I’ve Seen This Storm Before

An admission. Other meteorologists remember storm details vividly. Not me. Storms are transients. I try not to get too attached.

I used to be astounded by Dr. Mel’s ability in this regard. He remembered individual storms the way Pete Rose remembers individual pitches.

It’s a skill set I don’t have.

There are a few memorable exceptions. Hurricanes and tornadoes, obviously, qualify. So too do major forecast busts. I have a little experience with those too.

The weather tonight reminds me of a particularly painful forecast disaster. My best recollection says this storm’s doppelganger hit in the mid-80s. It was snow. The rudimentary models of that era did a poor job understanding its complex dynamics.

I sat on the air at WTNH and hour-after-hour pointed to the radar, said I could see the storm’s caboose and that it would be gone within the next few hours. I said that through eight or nine inches of additional snow!

It still makes me cringe.

It still makes Helaine cringe. She had to console me.

Viewers were brutal afterward. They wouldn’t forgive easily.

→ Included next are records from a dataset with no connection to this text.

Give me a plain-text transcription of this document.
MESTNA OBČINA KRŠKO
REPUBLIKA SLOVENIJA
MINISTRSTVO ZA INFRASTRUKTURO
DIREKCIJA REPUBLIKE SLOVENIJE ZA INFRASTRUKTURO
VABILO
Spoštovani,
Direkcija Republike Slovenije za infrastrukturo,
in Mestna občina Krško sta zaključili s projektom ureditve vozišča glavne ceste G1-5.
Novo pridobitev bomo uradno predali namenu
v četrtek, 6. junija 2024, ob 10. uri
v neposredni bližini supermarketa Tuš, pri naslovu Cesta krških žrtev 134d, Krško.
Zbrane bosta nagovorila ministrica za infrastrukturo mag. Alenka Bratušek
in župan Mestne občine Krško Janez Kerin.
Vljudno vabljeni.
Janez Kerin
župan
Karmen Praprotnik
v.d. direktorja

For months, no matter where I went I got called on that forecast! It took over a year to for me to remove that one storm’s stench.

As with our current system, this one was obviously moving east into the Atlantic. What wasn’t as obvious was an upper low to the west which sucked moisture back from the ocean.

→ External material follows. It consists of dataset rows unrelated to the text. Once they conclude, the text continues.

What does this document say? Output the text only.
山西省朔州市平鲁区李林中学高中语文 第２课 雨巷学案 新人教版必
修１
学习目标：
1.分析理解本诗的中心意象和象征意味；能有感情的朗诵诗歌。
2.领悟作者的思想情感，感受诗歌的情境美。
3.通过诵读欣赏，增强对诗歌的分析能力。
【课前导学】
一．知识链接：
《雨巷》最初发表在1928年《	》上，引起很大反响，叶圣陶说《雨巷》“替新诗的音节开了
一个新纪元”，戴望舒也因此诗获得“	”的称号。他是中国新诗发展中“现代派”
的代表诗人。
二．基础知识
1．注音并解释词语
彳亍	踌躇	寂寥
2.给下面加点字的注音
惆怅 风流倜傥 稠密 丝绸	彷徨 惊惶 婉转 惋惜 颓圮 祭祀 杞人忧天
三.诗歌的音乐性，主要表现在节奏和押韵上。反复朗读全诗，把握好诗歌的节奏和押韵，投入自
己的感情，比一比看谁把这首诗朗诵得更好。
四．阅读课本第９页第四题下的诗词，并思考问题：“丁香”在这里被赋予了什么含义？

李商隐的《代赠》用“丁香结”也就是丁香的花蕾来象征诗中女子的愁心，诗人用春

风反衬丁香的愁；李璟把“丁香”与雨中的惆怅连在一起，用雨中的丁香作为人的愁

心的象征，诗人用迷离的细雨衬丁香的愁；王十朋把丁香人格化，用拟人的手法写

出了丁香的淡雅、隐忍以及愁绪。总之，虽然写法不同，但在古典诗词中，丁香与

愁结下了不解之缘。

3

Sure the low’s center was moving away, but it made no difference. It’s influence was increasing. That more than compensated for its reduced proximity.

It’s a rare scenario you might not see for a decade or more. I still get the heebie jeebies thinking about it.

Glad not to make that mistake again tonight.

2 thoughts on “I’ve Seen This Storm Before”

  1. I am continually stunned by the heat meteorologists take from the public, a public that refuses to accept the fact that weather prediction is not like TV programming. They have no appreciation for complex, dynamic systems. This is why every nutcase and their mother speaks as an expert in their denial of climate change. Fools.

  2. Everyone screws up once in a while and if you really like screwing up meteorology is a great profession for you. Especially in New England.
    It’s like the old saying about NE weather; if you don’t like it wait a minute.
    Reminds me of one huge weather screw up my mom made decades ago. I was in Hartford, meeting her for lunch and then a day of shopping and dinner (that’s when there were stores to shop in downtown; Sage Allen, G Fox). It started raining and we took shelter in the rotunda of the Trvellers building. WE waited the rain out. One moment mt mom looked up and said ‘It looks like the rain is getting lighter’. A second later the skies opened to a tropical downpour that lasted another 20 minutes or so. My response was something along the lines of ‘Good one mom.’. She never really lived that one down either. Every now and then she’d say something and I’d say ‘Yeah and the rain is getting lighter.’ and we’d both laugh.